The image SEO checklist that still works

Published 15 July 2026

Image SEO advice has a half-life problem. Most articles on the subject are recycling tips that mattered in 2014, which is how you end up with people carefully hyphenating filenames while their largest image is a 4 MB PNG that tanks their Core Web Vitals.

Here is what still matters, roughly in order of impact.

The things that move the needle

1. Serve the right format, at the right size

This is the highest-impact item on the list and it is not about keywords at all. An oversized image is the most common cause of a poor Largest Contentful Paint, LCP is a ranking signal, and it is also the reason people leave before your page has drawn.

  • Use WebP or AVIF. Both are supported everywhere that matters now.
  • Serve the size you actually display. A 3000px-wide file rendered in a 600px column is 25× the bytes you needed.
  • Use srcset so phones get phone-sized images.

2. Alt text that describes the image’s function

Not its contents — its function. The same photo needs different alt text depending on why it is on the page. This is a genuine ranking signal for image search, and it is the accessible thing to do, which is a rare and pleasant alignment. The details are in how to write good alt text.

The single most common mistake is keyword stuffing, which has not worked in over a decade and actively harms the people alt text exists for.

3. Lazy-load below the fold, and only below the fold

loading="lazy" on offscreen images. Never on your LCP image — lazy-loading your hero image delays the very thing the metric measures, and people do this constantly.

4. Always set width and height

Or an aspect ratio. Without them the browser does not know how much space to reserve, the page jumps as images land, and your Cumulative Layout Shift score suffers. Two attributes. Free win.

5. Descriptive filenames

cobalt-running-shoe-side.jpg beats IMG_4032.jpg. The effect is small but real, and it costs nothing at export time. Do not agonise over it; do not skip it.

6. Put the image near the text that explains it

Search engines use the surrounding content to understand an image. An image dropped into a page with no related text nearby is an image with no context. Captions help here, and they are read far more than body copy.

7. Structured data where it applies

ImageObject, and — much more importantly — the image fields inside Product, Recipe and Article schema. This is how you become eligible for rich results, and rich results are where the clicks are.

8. An image sitemap, if images are your business

For a normal site, your regular sitemap is fine. For a stock library, a recipe site or a large catalogue, image sitemap entries help Google discover images it would otherwise miss — particularly images loaded by JavaScript.
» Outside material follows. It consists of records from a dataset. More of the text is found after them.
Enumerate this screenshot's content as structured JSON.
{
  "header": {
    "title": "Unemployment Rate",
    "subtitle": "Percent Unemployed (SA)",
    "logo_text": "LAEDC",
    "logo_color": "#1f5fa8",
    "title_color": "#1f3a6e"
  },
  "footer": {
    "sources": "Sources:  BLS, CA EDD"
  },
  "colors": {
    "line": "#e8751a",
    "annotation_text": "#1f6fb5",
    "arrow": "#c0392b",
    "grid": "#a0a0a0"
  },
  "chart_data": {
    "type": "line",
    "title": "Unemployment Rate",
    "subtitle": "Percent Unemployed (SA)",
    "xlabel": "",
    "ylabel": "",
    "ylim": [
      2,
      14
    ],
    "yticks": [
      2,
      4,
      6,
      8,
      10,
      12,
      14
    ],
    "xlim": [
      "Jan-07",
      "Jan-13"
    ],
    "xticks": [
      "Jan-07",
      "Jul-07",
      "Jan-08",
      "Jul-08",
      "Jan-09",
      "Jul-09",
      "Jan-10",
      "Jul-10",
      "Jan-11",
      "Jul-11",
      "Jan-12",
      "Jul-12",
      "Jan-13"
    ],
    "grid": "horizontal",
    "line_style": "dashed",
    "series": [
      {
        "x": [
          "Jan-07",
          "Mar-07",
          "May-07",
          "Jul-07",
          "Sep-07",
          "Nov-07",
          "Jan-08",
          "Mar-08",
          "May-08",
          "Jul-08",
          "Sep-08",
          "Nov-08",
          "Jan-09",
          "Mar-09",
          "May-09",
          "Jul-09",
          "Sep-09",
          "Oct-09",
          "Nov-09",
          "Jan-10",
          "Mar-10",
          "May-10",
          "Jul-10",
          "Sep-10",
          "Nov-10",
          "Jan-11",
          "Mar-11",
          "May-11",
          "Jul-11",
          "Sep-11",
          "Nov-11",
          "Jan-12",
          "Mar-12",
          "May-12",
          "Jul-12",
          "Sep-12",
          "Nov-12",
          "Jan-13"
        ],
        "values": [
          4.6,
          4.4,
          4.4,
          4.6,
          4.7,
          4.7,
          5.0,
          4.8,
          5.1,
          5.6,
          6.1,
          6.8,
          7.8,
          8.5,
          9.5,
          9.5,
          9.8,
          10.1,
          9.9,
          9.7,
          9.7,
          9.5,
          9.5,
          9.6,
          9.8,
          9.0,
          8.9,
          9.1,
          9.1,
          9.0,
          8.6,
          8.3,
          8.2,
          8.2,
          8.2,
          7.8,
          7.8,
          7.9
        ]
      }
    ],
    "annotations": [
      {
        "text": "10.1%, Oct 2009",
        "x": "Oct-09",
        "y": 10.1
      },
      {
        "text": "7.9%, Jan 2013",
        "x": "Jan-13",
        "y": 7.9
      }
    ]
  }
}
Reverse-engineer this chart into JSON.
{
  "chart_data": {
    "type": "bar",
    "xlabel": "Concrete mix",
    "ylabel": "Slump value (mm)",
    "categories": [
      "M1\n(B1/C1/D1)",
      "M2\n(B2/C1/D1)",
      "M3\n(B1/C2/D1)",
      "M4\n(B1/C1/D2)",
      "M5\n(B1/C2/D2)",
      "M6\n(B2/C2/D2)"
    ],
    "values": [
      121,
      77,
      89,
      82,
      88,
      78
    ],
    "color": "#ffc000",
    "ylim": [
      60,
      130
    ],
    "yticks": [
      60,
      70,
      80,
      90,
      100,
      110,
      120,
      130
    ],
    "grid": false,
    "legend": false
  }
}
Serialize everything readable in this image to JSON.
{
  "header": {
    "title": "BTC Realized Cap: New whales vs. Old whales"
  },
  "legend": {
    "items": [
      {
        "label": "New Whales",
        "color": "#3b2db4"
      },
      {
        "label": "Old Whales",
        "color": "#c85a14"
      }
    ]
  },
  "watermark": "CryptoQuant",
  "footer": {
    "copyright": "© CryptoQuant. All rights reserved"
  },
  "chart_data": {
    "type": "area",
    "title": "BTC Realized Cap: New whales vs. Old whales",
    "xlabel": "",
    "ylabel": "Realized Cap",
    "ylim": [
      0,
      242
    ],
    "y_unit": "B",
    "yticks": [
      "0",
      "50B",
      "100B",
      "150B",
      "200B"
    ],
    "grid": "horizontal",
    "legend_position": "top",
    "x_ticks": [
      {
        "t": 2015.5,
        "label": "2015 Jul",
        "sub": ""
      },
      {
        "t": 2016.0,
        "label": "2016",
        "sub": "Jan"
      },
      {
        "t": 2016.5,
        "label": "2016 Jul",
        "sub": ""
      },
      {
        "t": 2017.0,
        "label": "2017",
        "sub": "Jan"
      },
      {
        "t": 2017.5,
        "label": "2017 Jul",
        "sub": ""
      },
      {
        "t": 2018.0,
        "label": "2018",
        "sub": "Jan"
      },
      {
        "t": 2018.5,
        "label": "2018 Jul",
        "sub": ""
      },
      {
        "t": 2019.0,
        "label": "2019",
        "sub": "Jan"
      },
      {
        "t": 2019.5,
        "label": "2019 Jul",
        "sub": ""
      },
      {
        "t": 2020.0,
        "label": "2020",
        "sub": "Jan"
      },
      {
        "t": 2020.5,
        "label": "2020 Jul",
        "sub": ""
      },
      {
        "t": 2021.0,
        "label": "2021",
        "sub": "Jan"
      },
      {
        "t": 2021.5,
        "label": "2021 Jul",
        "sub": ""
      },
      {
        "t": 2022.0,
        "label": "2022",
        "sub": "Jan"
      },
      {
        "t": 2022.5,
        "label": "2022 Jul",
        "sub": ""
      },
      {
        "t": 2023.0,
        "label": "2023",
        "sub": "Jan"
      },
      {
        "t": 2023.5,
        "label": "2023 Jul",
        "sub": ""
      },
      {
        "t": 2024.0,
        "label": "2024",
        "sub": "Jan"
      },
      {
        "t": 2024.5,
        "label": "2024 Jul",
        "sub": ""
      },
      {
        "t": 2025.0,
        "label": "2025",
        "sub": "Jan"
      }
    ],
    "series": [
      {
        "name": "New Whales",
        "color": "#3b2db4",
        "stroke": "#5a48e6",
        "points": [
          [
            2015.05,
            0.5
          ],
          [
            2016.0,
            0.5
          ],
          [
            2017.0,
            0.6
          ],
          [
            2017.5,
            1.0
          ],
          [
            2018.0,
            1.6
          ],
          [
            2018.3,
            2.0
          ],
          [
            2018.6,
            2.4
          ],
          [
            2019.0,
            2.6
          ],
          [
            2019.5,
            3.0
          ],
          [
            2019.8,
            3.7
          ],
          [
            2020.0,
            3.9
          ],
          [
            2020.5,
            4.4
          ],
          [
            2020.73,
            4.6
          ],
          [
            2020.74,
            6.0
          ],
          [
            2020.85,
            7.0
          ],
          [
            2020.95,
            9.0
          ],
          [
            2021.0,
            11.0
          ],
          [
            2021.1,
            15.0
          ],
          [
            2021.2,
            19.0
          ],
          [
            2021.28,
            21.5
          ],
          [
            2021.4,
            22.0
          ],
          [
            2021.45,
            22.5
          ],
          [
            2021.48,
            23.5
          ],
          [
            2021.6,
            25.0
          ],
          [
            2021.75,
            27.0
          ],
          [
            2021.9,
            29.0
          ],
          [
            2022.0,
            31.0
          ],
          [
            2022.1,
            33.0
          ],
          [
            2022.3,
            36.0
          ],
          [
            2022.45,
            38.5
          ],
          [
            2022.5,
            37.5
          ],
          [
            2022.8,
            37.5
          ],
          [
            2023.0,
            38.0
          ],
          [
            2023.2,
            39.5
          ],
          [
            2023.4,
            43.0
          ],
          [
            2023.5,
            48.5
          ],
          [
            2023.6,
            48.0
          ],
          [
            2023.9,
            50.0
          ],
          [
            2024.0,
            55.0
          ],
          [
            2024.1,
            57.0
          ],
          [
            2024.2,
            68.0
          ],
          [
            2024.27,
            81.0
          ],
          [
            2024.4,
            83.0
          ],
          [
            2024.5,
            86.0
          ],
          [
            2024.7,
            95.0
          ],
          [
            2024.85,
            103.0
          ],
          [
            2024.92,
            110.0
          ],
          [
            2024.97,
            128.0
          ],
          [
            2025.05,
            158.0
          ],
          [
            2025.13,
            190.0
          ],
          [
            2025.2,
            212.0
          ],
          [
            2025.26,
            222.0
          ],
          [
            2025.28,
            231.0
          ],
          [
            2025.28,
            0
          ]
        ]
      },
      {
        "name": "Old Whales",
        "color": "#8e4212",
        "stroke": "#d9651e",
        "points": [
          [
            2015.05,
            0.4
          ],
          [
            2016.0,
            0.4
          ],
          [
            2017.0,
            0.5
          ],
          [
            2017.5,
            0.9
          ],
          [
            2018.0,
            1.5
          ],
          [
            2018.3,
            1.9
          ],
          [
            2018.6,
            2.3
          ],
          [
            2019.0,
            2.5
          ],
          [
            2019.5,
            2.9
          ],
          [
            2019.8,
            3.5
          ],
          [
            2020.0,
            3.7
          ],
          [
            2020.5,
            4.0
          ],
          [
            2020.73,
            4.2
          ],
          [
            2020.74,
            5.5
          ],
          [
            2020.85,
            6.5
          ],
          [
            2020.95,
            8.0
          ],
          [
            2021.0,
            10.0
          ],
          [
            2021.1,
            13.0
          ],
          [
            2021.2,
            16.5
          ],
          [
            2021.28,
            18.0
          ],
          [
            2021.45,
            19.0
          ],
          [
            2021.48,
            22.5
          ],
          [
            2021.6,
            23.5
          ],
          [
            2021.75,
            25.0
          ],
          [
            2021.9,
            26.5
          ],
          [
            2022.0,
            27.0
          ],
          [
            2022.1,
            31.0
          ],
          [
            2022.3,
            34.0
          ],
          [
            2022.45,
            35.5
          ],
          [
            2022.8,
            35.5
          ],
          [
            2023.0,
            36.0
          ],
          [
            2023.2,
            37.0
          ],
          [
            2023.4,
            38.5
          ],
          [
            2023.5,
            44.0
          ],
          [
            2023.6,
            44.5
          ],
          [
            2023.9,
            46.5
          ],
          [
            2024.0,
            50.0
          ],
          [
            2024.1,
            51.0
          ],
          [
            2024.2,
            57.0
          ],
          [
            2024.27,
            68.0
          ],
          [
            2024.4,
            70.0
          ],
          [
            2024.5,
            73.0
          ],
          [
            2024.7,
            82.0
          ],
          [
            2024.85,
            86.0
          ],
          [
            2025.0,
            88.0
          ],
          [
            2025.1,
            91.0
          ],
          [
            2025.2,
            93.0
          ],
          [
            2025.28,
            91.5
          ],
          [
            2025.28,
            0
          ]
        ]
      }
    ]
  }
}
9. Do not block your images in robots.txt

Sounds obvious. It happens all the time, usually because someone blocked /assets/ to save crawl budget and took every product image down with it. Check yours.

10. Use a CDN

Latency is a ranking factor by way of LCP, and images are the heaviest thing on most pages.

11. Compress, but look at the result

Quality 80 is usually indistinguishable from quality 100 at a third of the bytes. Quality 40 is visibly ugly, and a visibly ugly product photo costs you more than a slow one.

12. Keep the metadata that matters, strip what does not

Strip EXIF on publish — it carries GPS coordinates and camera serial numbers you probably did not mean to publish. Keep copyright and creator. Most “optimise for web” pipelines strip everything, including your rights statement.

Advice you can stop following

“Exact-match keyword filenames.” buy-cheap-running-shoes-online.jpg does nothing except make you look desperate. Describe the image; that is enough.

“Put your keyword in the alt text of every image.” This is how you end up with the same keyword read aloud eleven times to a screen reader user. It does not rank you; it just makes your page hostile.

“Image title attributes are an SEO signal.” They are not. The title attribute produces a tooltip that most users never see and most screen readers ignore. Fill it in if you have a reason. It is not an SEO tactic.

“More images ranks better.” Only if they are useful. A page padded with stock photos is a slower page.

The bit that gets skipped

Everything above is per-image work, and per-image work is exactly what does not happen when a site has ten thousand images. Which is why most image SEO advice is technically correct and practically ignored: it assumes the images are a manageable number, and they never are.

If you are auditing an existing site, the realistic sequence is:

  1. Find the images with no alt text at all. Any crawler will list them. This is your denominator.
  2. Fix the templates first. Nine times out of ten a handful of templates generate most of the missing alt text, and one fix covers thousands of pages.
  3. Generate drafts for the rest, then edit. An AI pass over a CSV of your image URLs will produce a factual description for every one of them in an afternoon — PicsTag does this in the browser and exports a CSV you can join back onto your CMS. The drafts are not perfect. Empty alt attributes are worse.
  4. Then do the filenames, the structured data and the sitemap.

In that order, because item 1 is worth more than items 5 through 12 combined, and most people do it last.